Учитель, правда, говорил, что единственная область, где революция не закончится, — любовь. Поскольку она лечит любой душевный недуг. Хотя сама же недугом и является. И хотя он сам же, Учитель, «любил», порой ненавидя.
— Крылов! — прервал я себя. — Сколько осталось?
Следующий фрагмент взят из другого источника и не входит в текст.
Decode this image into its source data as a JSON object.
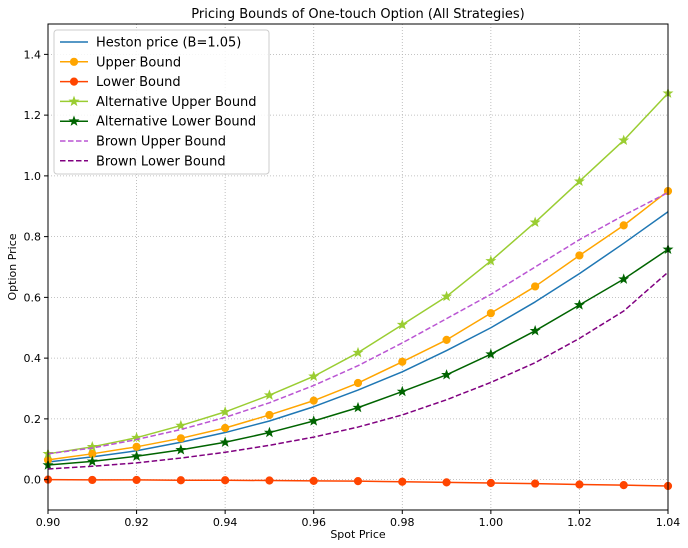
{
  "chart_data": {
    "type": "line",
    "title": "Pricing Bounds of One-touch Option (All Strategies)",
    "xlabel": "Spot Price",
    "ylabel": "Option Price",
    "xlim": [
      0.9,
      1.04
    ],
    "ylim": [
      -0.1,
      1.5
    ],
    "xticks": [
      0.9,
      0.92,
      0.94,
      0.96,
      0.98,
      1.0,
      1.02,
      1.04
    ],
    "yticks": [
      0.0,
      0.2,
      0.4,
      0.6,
      0.8,
      1.0,
      1.2,
      1.4
    ],
    "xtick_labels": [
      "0.90",
      "0.92",
      "0.94",
      "0.96",
      "0.98",
      "1.00",
      "1.02",
      "1.04"
    ],
    "ytick_labels": [
      "0.0",
      "0.2",
      "0.4",
      "0.6",
      "0.8",
      "1.0",
      "1.2",
      "1.4"
    ],
    "grid": true,
    "legend_position": "top-left",
    "x": [
      0.9,
      0.91,
      0.92,
      0.93,
      0.94,
      0.95,
      0.96,
      0.97,
      0.98,
      0.99,
      1.0,
      1.01,
      1.02,
      1.03,
      1.04
    ],
    "series": [
      {
        "name": "Heston price (B=1.05)",
        "color": "#1f77b4",
        "marker": "none",
        "dash": "solid",
        "values": [
          0.058,
          0.075,
          0.095,
          0.123,
          0.155,
          0.193,
          0.24,
          0.295,
          0.355,
          0.425,
          0.5,
          0.585,
          0.678,
          0.778,
          0.882
        ]
      },
      {
        "name": "Upper Bound",
        "color": "#ffa500",
        "marker": "circle",
        "dash": "solid",
        "values": [
          0.065,
          0.085,
          0.108,
          0.136,
          0.17,
          0.213,
          0.26,
          0.318,
          0.388,
          0.46,
          0.548,
          0.636,
          0.738,
          0.837,
          0.95
        ]
      },
      {
        "name": "Lower Bound",
        "color": "#ff4500",
        "marker": "circle",
        "dash": "solid",
        "values": [
          0.0,
          -0.001,
          -0.001,
          -0.002,
          -0.002,
          -0.003,
          -0.004,
          -0.005,
          -0.007,
          -0.009,
          -0.011,
          -0.013,
          -0.016,
          -0.018,
          -0.021
        ]
      },
      {
        "name": "Alternative Upper Bound",
        "color": "#9acd32",
        "marker": "star",
        "dash": "solid",
        "values": [
          0.085,
          0.108,
          0.138,
          0.178,
          0.223,
          0.278,
          0.34,
          0.418,
          0.51,
          0.603,
          0.72,
          0.847,
          0.982,
          1.117,
          1.272
        ]
      },
      {
        "name": "Alternative Lower Bound",
        "color": "#006400",
        "marker": "star",
        "dash": "solid",
        "values": [
          0.048,
          0.06,
          0.077,
          0.098,
          0.123,
          0.155,
          0.193,
          0.237,
          0.29,
          0.345,
          0.413,
          0.49,
          0.575,
          0.66,
          0.758
        ]
      },
      {
        "name": "Brown Upper Bound",
        "color": "#ba55d3",
        "marker": "none",
        "dash": "dashed",
        "values": [
          0.085,
          0.104,
          0.132,
          0.165,
          0.205,
          0.253,
          0.31,
          0.375,
          0.45,
          0.53,
          0.61,
          0.7,
          0.79,
          0.87,
          0.945
        ]
      },
      {
        "name": "Brown Lower Bound",
        "color": "#800080",
        "marker": "none",
        "dash": "dashed",
        "values": [
          0.035,
          0.044,
          0.055,
          0.071,
          0.09,
          0.113,
          0.14,
          0.173,
          0.213,
          0.263,
          0.32,
          0.385,
          0.465,
          0.555,
          0.683
        ]
      }
    ]
  }
}
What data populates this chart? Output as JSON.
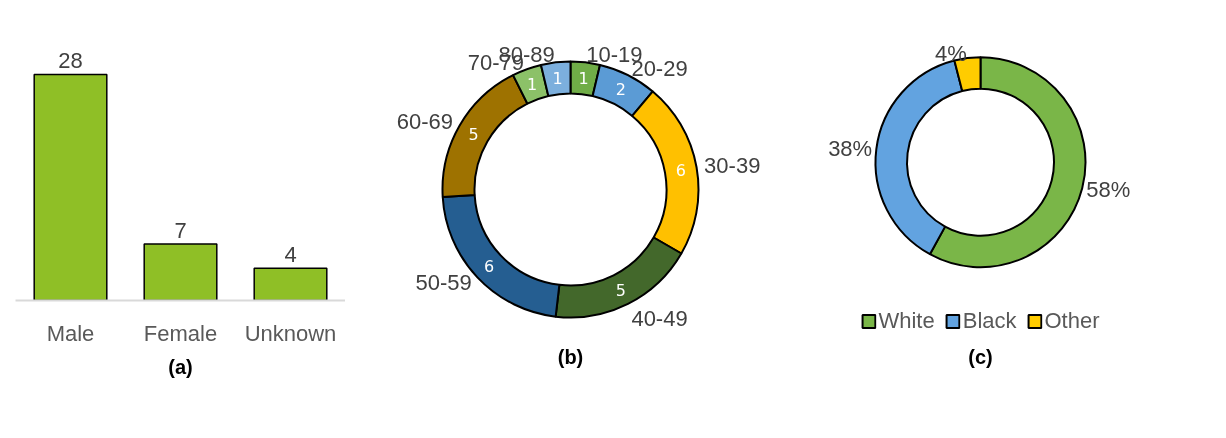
{
  "chart_data": [
    {
      "type": "bar",
      "title": "(a)",
      "categories": [
        "Male",
        "Female",
        "Unknown"
      ],
      "values": [
        28,
        7,
        4
      ],
      "color": "#8fbf26",
      "data_labels": true,
      "grid": false
    },
    {
      "type": "donut",
      "title": "(b)",
      "categories": [
        "10-19",
        "20-29",
        "30-39",
        "40-49",
        "50-59",
        "60-69",
        "70-79",
        "80-89"
      ],
      "values": [
        1,
        2,
        6,
        5,
        6,
        5,
        1,
        1
      ],
      "colors": [
        "#70ad47",
        "#5b9bd5",
        "#ffc000",
        "#43682b",
        "#255e91",
        "#9e7200",
        "#8cc168",
        "#7cafdd"
      ],
      "data_labels": true,
      "legend": false
    },
    {
      "type": "donut",
      "title": "(c)",
      "categories": [
        "White",
        "Black",
        "Other"
      ],
      "values": [
        58,
        38,
        4
      ],
      "colors": [
        "#7ab648",
        "#62a3e0",
        "#ffcc00"
      ],
      "value_labels": [
        "58%",
        "38%",
        "4%"
      ],
      "legend": "bottom"
    }
  ]
}
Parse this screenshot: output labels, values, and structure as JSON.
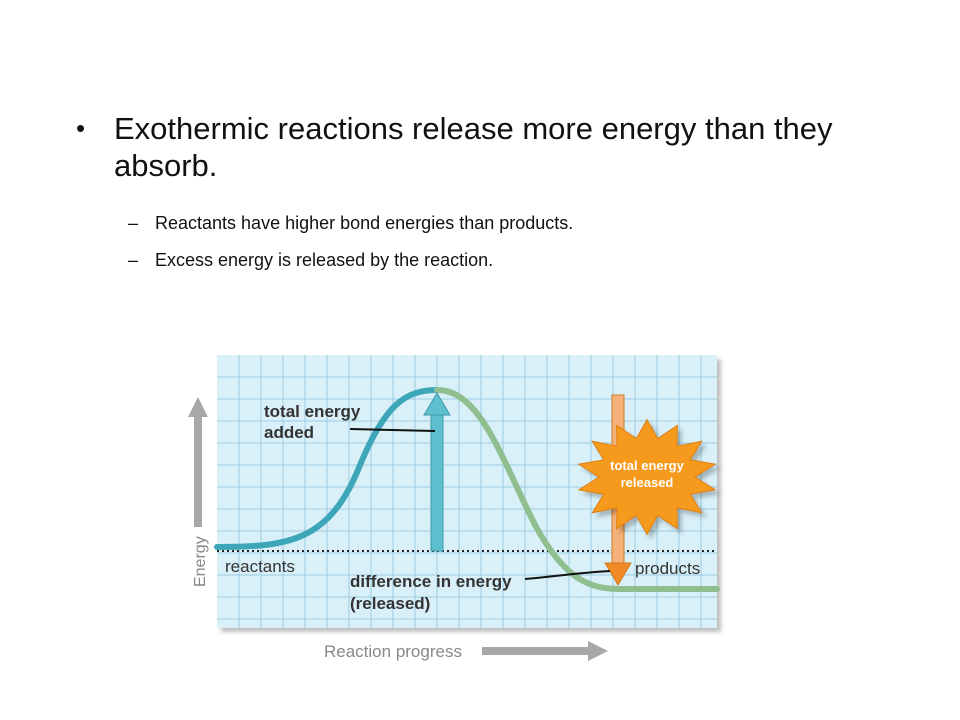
{
  "slide": {
    "bullet": "•",
    "main_point": "Exothermic reactions release more energy than they absorb.",
    "dash": "–",
    "sub_points": [
      "Reactants have higher bond energies than products.",
      "Excess energy is released by the reaction."
    ]
  },
  "diagram": {
    "y_axis_label": "Energy",
    "x_axis_label": "Reaction progress",
    "label_added_line1": "total energy",
    "label_added_line2": "added",
    "label_released_line1": "total energy",
    "label_released_line2": "released",
    "label_reactants": "reactants",
    "label_products": "products",
    "label_difference_line1": "difference in energy",
    "label_difference_line2": "(released)",
    "colors": {
      "grid_background": "#d9f0f8",
      "grid_lines": "#9ccde3",
      "curve_rising": "#3ea6b9",
      "curve_falling": "#8fbe8f",
      "arrow_added": "#5ec0cf",
      "arrow_released": "#f08a24",
      "starburst": "#f59a1e",
      "axis_arrows": "#a8a8a8",
      "label_text": "#333333"
    }
  }
}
— Теперь недолго, товарищ Сталин!
— На какой вопрос ответил, Крылов?
— Вы спросили — далеко ли до вашей дачи, товарищ Сталин. До Ближней?
— Вопрос понял правильно, но ответил неправильно. Ещё раз!
— Километров 20, товарищ Сталин! Если б не пурга, — ехать четверть часа.
— Ответил лучше, но опять не хорошо. Ответил в сослагательном наклонении. А оно есть мысль, Крылов. Но плохая. Для народа лучшая мысль — её отсутствие. Скажу проще: жить надо односложно, а говорить точно. Ясно?
— Так точно. Ясно. Доедем через 30 минут.
— Вот видишь! — повернулся я к Власику. — Получается, времени у нас, начальник, много. Переходи ко мне, поработаем…
Мне не столько работать захотелось, сколько время убить. Хотя не мы убиваем время, а наоборот.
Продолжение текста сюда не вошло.